What is causing global forces to outweigh the domestic signals for natural gas prices?
If you still buy into the old trader’s tale of “buy natural gas in the fall and spring when it is cheaper” it’s likely that your energy purchasing strategies are as unlucky as your March Madness bracket. Last fall we saw one of the largest natural gas rallies in recent history as European and Asian storage levels were depleted and international LNG prices reached record highs. Now, at the beginning of spring, when natural gas withdrawals from storage are starting to dwindle and the country normally shifts to producing more natural gas than it consumes, we are again looking at another significant market rally, with April’s NYMEX contract settling at the highest price for any April delivery since 2008.
While it is true that in the spring domestic demand for natural gas decreases as the need for space heating decreases, it is often the unforeseen changes in the market that shock the system more than predictable seasonal changes. This spring is no exception and last Thursday’s events serve as a great example.
With temperatures starting to rise across the country, the amount of natural gas withdrawn from storage each week typically declines. Every Thursday, the Energy Information Agency (EIA) releases a report showing the weekly net change in the amount of natural gas in storage. Most market analysts expected that last Thursday’s storage report would show a net weekly withdrawal of about 60 billion cubic feet (Bcf) from storage. Instead, the total weekly withdrawal was 51 Bcf, which was significantly lower than expectations. On the face of it, this sounds like bearish news, meaning that this information should drive market prices down. Instead, that news was heavily trumped by news coming from Europe amid the conflict in Ukraine and the energy crisis it is creating.
Also on Thursday morning, it was reported that President Biden wanted the US to work with its international partners to make available 15 billion cubic meters (Bcm) of additional LNG to the EU in 2022, and an additional 50 Bcm (1,765 Bcf, or 4.8 Bcf/day) of additional US LNG for the EU by 2030. To put that amount of gas into perspective, the EU imports around 150 Bcm of natural gas from Russia annually. Today, the total US LNG export capacity is only about 135 Bcm. 50 Bcm is about 5% of the total current annual US production of natural gas, which is not insignificant. This bullish news obviously eclipsed the extra 9 Bcf of gas “found” in the forecast miss for the weekly storage report.

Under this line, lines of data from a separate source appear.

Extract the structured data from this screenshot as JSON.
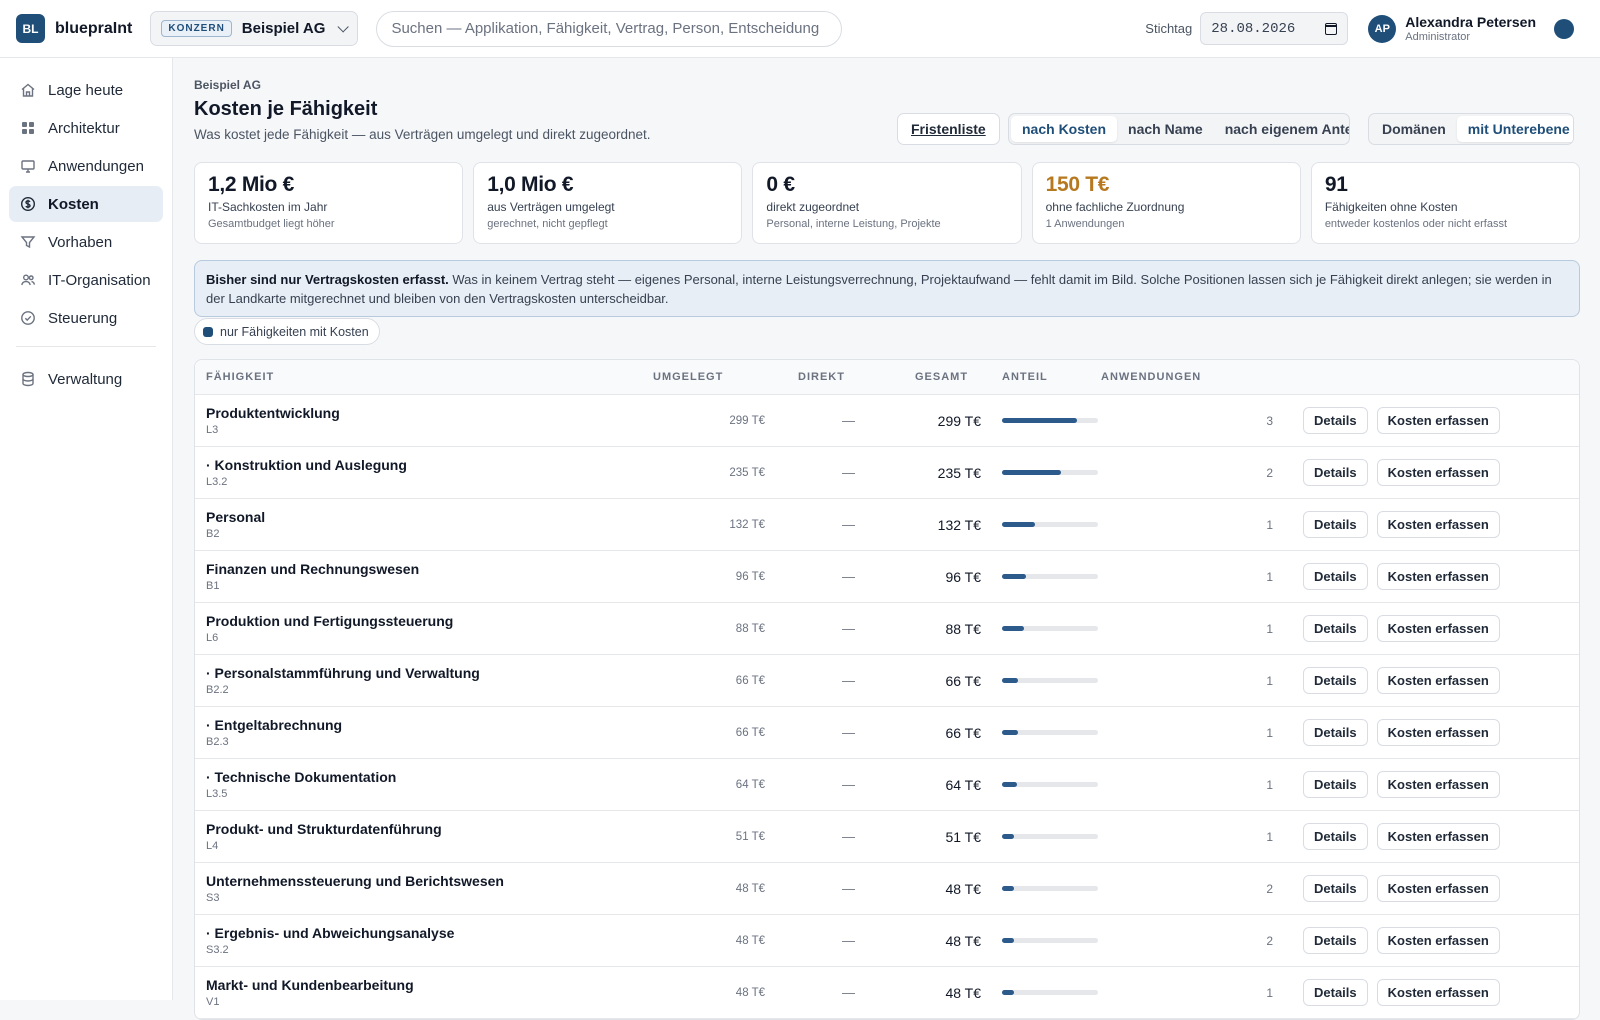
{
  "topbar": {
    "logo_initials": "BL",
    "brand": "bluepraInt",
    "tenant_badge": "KONZERN",
    "tenant_name": "Beispiel AG",
    "search_placeholder": "Suchen — Applikation, Fähigkeit, Vertrag, Person, Entscheidung",
    "stichtag_label": "Stichtag",
    "stichtag_value": "28.08.2026",
    "user_initials": "AP",
    "user_name": "Alexandra Petersen",
    "user_role": "Administrator"
  },
  "sidebar": {
    "items": [
      {
        "label": "Lage heute",
        "icon": "home-icon",
        "active": false
      },
      {
        "label": "Architektur",
        "icon": "grid-icon",
        "active": false
      },
      {
        "label": "Anwendungen",
        "icon": "monitor-icon",
        "active": false
      },
      {
        "label": "Kosten",
        "icon": "dollar-icon",
        "active": true
      },
      {
        "label": "Vorhaben",
        "icon": "filter-icon",
        "active": false
      },
      {
        "label": "IT-Organisation",
        "icon": "users-icon",
        "active": false
      },
      {
        "label": "Steuerung",
        "icon": "check-circle-icon",
        "active": false
      }
    ],
    "admin_item": {
      "label": "Verwaltung",
      "icon": "database-icon"
    }
  },
  "page": {
    "breadcrumb": "Beispiel AG",
    "title": "Kosten je Fähigkeit",
    "subtitle": "Was kostet jede Fähigkeit — aus Verträgen umgelegt und direkt zugeordnet.",
    "frist_button": "Fristenliste",
    "sort_options": [
      "nach Kosten",
      "nach Name",
      "nach eigenem Anteil"
    ],
    "sort_active": 0,
    "scope_options": [
      "Domänen",
      "mit Unterebene"
    ],
    "scope_active": 1
  },
  "kpis": [
    {
      "value": "1,2 Mio €",
      "label": "IT-Sachkosten im Jahr",
      "hint": "Gesamtbudget liegt höher",
      "warn": false
    },
    {
      "value": "1,0 Mio €",
      "label": "aus Verträgen umgelegt",
      "hint": "gerechnet, nicht gepflegt",
      "warn": false
    },
    {
      "value": "0 €",
      "label": "direkt zugeordnet",
      "hint": "Personal, interne Leistung, Projekte",
      "warn": false
    },
    {
      "value": "150 T€",
      "label": "ohne fachliche Zuordnung",
      "hint": "1 Anwendungen",
      "warn": true
    },
    {
      "value": "91",
      "label": "Fähigkeiten ohne Kosten",
      "hint": "entweder kostenlos oder nicht erfasst",
      "warn": false
    }
  ],
  "notice": {
    "bold": "Bisher sind nur Vertragskosten erfasst.",
    "text": " Was in keinem Vertrag steht — eigenes Personal, interne Leistungsverrechnung, Projektaufwand — fehlt damit im Bild. Solche Positionen lassen sich je Fähigkeit direkt anlegen; sie werden in der Landkarte mitgerechnet und bleiben von den Vertragskosten unterscheidbar."
  },
  "filter_chip": "nur Fähigkeiten mit Kosten",
  "table": {
    "headers": {
      "name": "FÄHIGKEIT",
      "umgelegt": "UMGELEGT",
      "direkt": "DIREKT",
      "gesamt": "GESAMT",
      "anteil": "ANTEIL",
      "anwendungen": "ANWENDUNGEN"
    },
    "details_label": "Details",
    "erfassen_label": "Kosten erfassen",
    "rows": [
      {
        "name": "Produktentwicklung",
        "code": "L3",
        "umgelegt": "299 T€",
        "direkt": "—",
        "gesamt": "299 T€",
        "anteil": 0.78,
        "anwendungen": "3"
      },
      {
        "name": "· Konstruktion und Auslegung",
        "code": "L3.2",
        "umgelegt": "235 T€",
        "direkt": "—",
        "gesamt": "235 T€",
        "anteil": 0.61,
        "anwendungen": "2"
      },
      {
        "name": "Personal",
        "code": "B2",
        "umgelegt": "132 T€",
        "direkt": "—",
        "gesamt": "132 T€",
        "anteil": 0.34,
        "anwendungen": "1"
      },
      {
        "name": "Finanzen und Rechnungswesen",
        "code": "B1",
        "umgelegt": "96 T€",
        "direkt": "—",
        "gesamt": "96 T€",
        "anteil": 0.25,
        "anwendungen": "1"
      },
      {
        "name": "Produktion und Fertigungssteuerung",
        "code": "L6",
        "umgelegt": "88 T€",
        "direkt": "—",
        "gesamt": "88 T€",
        "anteil": 0.23,
        "anwendungen": "1"
      },
      {
        "name": "· Personalstammführung und Verwaltung",
        "code": "B2.2",
        "umgelegt": "66 T€",
        "direkt": "—",
        "gesamt": "66 T€",
        "anteil": 0.17,
        "anwendungen": "1"
      },
      {
        "name": "· Entgeltabrechnung",
        "code": "B2.3",
        "umgelegt": "66 T€",
        "direkt": "—",
        "gesamt": "66 T€",
        "anteil": 0.17,
        "anwendungen": "1"
      },
      {
        "name": "· Technische Dokumentation",
        "code": "L3.5",
        "umgelegt": "64 T€",
        "direkt": "—",
        "gesamt": "64 T€",
        "anteil": 0.16,
        "anwendungen": "1"
      },
      {
        "name": "Produkt- und Strukturdatenführung",
        "code": "L4",
        "umgelegt": "51 T€",
        "direkt": "—",
        "gesamt": "51 T€",
        "anteil": 0.13,
        "anwendungen": "1"
      },
      {
        "name": "Unternehmenssteuerung und Berichtswesen",
        "code": "S3",
        "umgelegt": "48 T€",
        "direkt": "—",
        "gesamt": "48 T€",
        "anteil": 0.12,
        "anwendungen": "2"
      },
      {
        "name": "· Ergebnis- und Abweichungsanalyse",
        "code": "S3.2",
        "umgelegt": "48 T€",
        "direkt": "—",
        "gesamt": "48 T€",
        "anteil": 0.12,
        "anwendungen": "2"
      },
      {
        "name": "Markt- und Kundenbearbeitung",
        "code": "V1",
        "umgelegt": "48 T€",
        "direkt": "—",
        "gesamt": "48 T€",
        "anteil": 0.12,
        "anwendungen": "1"
      }
    ]
  }
}
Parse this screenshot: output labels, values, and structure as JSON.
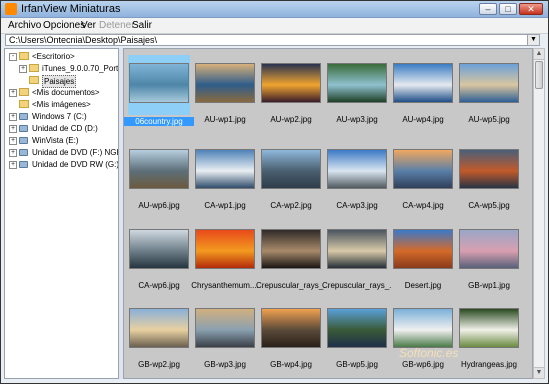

And while the US does not have much additional capacity to liquify more natural gas, the tide on regulatory approval for natural gas pipeline and LNG terminal projects seems to be turning quickly. Last month, the Federal Energy Regulatory Commission (FERC) released an update to a policy statement that, in short, would make pipeline and LNG projects more responsible for both upstream and downstream GHG emissions. On Friday, the FERC basically reversed its course and declared that those updates were not applicable to pending or filed projects and are seeking comments on the matter. This, along with a statement from the White House that the US, “commits to maintaining an enabling regulatory environment with procedures to review and expeditiously act upon applications to permit any additional export LNG capacities that would be needed to meet this emergency energy security objective.1” This statement gives the market the signal that the US government is about to open the tap on natural gas exports as quickly as possible.
Everyone knows that political statements, especially during times of war and crises, can be said for many reasons and with a variety of motivations. And just because the White House made this claim, does not mean that it will come to fruition exactly as stated. But traders still love to say “buy the rumor and sell the fact,” meaning that markets get bid up on news like this, and sell off only when the news becomes reality.
The balance of 2022 (Apr-Dec) is currently trading above $5.60/MMBtu as shown in Figure 1. This is a 60-month high, along with calendar years 2023 through 2030. And while this might be deemed as scary times in the natural gas market, the price curve is still backwardated through 2025, with 2024 through 2027 still trading below $3.75 for now but trending upward.
Figure 1: Calendar Year Natural Gas Trading Range from 5
We understand that it is a difficult decision to purchase a commodity when it is at its peak, but a backwardated market is not always guaranteed and generally rare in the energy markets. Clients with short-term open positions in this market are likely to be faced with some difficult purchasing decisions soon as this bull market will adversely affect energy budgets.
If clients still have open positions in some of these middle to outer years, we highly recommend you begin revising your stopping points, both for upside and downside market movements, and avoid the higher volatility in the first 18 to 24 months of the forward curve.